Poema em Linha Reta - Pessoa

Fernando Pessoa

Ele que me mostrou que é possível ser grande sem deixar de ser humano.

Nunca conheci quem tivesse levado porrada.
Todos os meus conhecidos têm sido campeões em tudo.


E eu, tantas vezes reles, tantas vezes porco, tantas vezes vil,
Eu tantas vezes irrespondivelmente parasita,
Indesculpavelmente sujo,
Eu, que tantas vezes não tenho tido paciência para tomar banho,
Eu, que tantas vezes tenho sido ridículo, absurdo,
Que tenho enrolado os pés publicamente nos tapetes das etiquetas,
Que tenho sido grotesco, mesquinho, submisso e arrogante,
Que tenho sofrido enxovalhos e calado,
Que quando não tenho calado, tenho sido mais ridículo ainda;
Eu, que tenho sido cômico às criadas de hotel,
Eu, que tenho sentido o piscar de olhos dos moços de fretes,
Eu, que tenho feito vergonhas financeiras, pedido emprestado sem pagar,
Eu, que, quando a hora do soco surgiu, me tenho agachado Para fora da possibilidade do soco;
Eu, que tenho sofrido a angústia das pequenas coisas ridículas,
Eu verifico que não tenho par nisto tudo neste mundo.

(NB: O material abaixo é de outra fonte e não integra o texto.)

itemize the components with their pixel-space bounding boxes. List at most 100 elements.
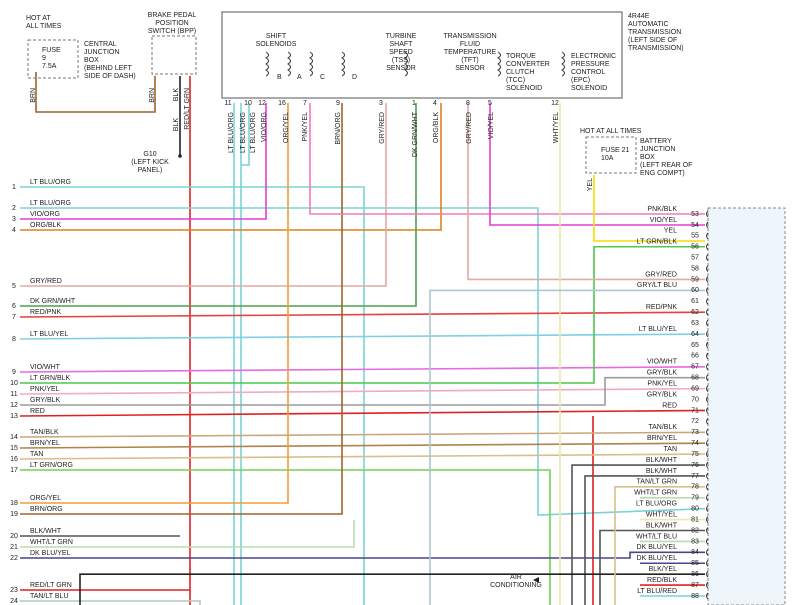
pin-number: 11 [10,391,17,398]
wire [429,289,705,605]
pin-number: 10 [10,380,18,387]
wire-label: BLK [173,118,180,132]
fuse-label: 10A [601,155,614,162]
component-label: TRANSMISSION [443,33,496,40]
wire-label: DK BLU/YEL [637,544,678,551]
wire [467,103,705,281]
wire-label: VIO/YEL [488,112,495,139]
coil [404,51,408,77]
wire-label: WHT/LT BLU [636,533,677,540]
wire [489,103,705,226]
pin-number: 55 [691,233,699,240]
wire-label: ORG/BLK [433,112,440,143]
component-label: SOLENOID [506,85,542,92]
solenoid-letter: A [297,74,302,81]
wire-label: LT BLU/YEL [30,331,68,338]
wire-label: BRN [149,88,156,103]
junction-box-label: JUNCTION [84,49,119,56]
pin-number: 8 [466,100,470,107]
pin-bracket [706,330,709,338]
solenoid-letter: C [320,74,325,81]
wire-label: LT GRN/BLK [30,375,71,382]
pin-number: 7 [303,100,307,107]
pin-bracket [706,407,709,414]
wire [20,103,289,504]
pin-number: 4 [12,227,16,234]
pin-number: 61 [691,298,699,305]
coil [497,51,501,77]
coil [265,51,269,77]
wire-label: GRY/BLK [30,397,61,404]
pin-number: 3 [379,100,383,107]
pin-bracket [706,581,709,589]
wire-label: LT BLU/YEL [639,326,677,333]
wire-label: WHT/LT GRN [634,490,677,497]
wire-label: GRY/LT BLU [637,282,677,289]
pin-bracket [706,570,709,578]
pin-number: 1 [412,100,416,107]
pin-number: 56 [691,244,699,251]
ground-label: (LEFT KICK [131,159,169,166]
pin-number: 7 [12,314,16,321]
component-label: TURBINE [386,33,417,40]
wire [19,442,706,449]
battery-box-label: ENG COMPT) [640,170,685,177]
battery-box-outline [585,136,637,174]
junction-box-label: (BEHIND LEFT [84,65,133,72]
pin-number: 87 [691,582,699,589]
wire [20,207,706,516]
wire-label: GRY/RED [466,112,473,144]
wire [614,486,705,605]
component-label: PRESSURE [571,61,610,68]
pin-bracket [706,559,709,567]
pin-number: 21 [10,544,18,551]
wire-label: WHT/YEL [646,511,677,518]
pin-number: 64 [691,331,699,338]
pin-number: 13 [10,413,18,420]
pin-number: 82 [691,527,699,534]
pin-bracket [706,287,709,294]
pin-number: 9 [12,369,16,376]
pin-number: 57 [691,254,699,261]
wire [20,103,387,287]
wire [20,551,705,559]
pin-number: 16 [10,456,18,463]
wire-label: RED [30,408,45,415]
pin-number: 20 [10,533,18,540]
pin-bracket [706,592,709,600]
hot-label: HOT AT [26,15,51,22]
wire-label: DK BLU/YEL [30,550,71,557]
wire-label: LT BLU/ORG [636,501,677,508]
pin-number: 10 [244,100,252,107]
wire [584,475,705,605]
pin-number: 86 [691,571,699,578]
transmission-title: TRANSMISSION [628,29,681,36]
wire [79,573,705,605]
component-label: (TFT) [461,57,479,64]
wire-label: GRY/RED [645,271,677,278]
wire-label: BLK [173,88,180,102]
wire-label: BRN/YEL [647,435,677,442]
component-label: (EPC) [571,77,590,84]
coil [341,51,345,77]
wire-label: LT BLU/RED [637,588,677,595]
fuse-label: FUSE 21 [601,147,630,154]
pin-number: 83 [691,538,699,545]
bpp-label: POSITION [155,20,188,27]
coil [561,51,565,77]
component-label: FLUID [460,41,480,48]
ground-label: G10 [143,151,156,158]
pin-number: 67 [691,364,699,371]
component-label: SHAFT [390,41,414,48]
pin-number: 12 [551,100,559,107]
pin-bracket [706,439,709,447]
wire [19,333,706,340]
battery-box-label: BOX [640,154,655,161]
transmission-title: (LEFT SIDE OF [628,37,677,44]
pin-number: 71 [691,407,699,414]
ground-point [178,154,182,158]
bpp-label: BRAKE PEDAL [148,12,197,19]
ground-label: PANEL) [138,167,163,174]
pin-number: 16 [278,100,286,107]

Toda a gente que eu conheço e que fala comigo
Nunca teve um ato ridículo, nunca sofreu enxovalho,
Nunca foi senão príncipe - todos eles príncipes - na vida...


Quem me dera ouvir de alguém a voz humana
Que confessasse não um pecado, mas uma infâmia;
Que contasse, não uma violência, mas uma cobardia!
Não, são todos o Ideal, se os oiço e me falam.
Quem há neste largo mundo que me confesse que uma vez foi vil?
Ó príncipes, meus irmãos,


Arre, estou farto de semideuses!
Onde é que há gente no mundo?


Então sou só eu que é vil e errôneo nesta terra?


Poderão as mulheres não os terem amado,
Podem ter sido traídos - mas ridículos nunca!
E eu, que tenho sido ridículo sem ter sido traído,
Como posso eu falar com os meus superiores sem titubear?
Eu, que venho sido vil, literalmente vil,
Vil no sentido mesquinho e infame da vileza.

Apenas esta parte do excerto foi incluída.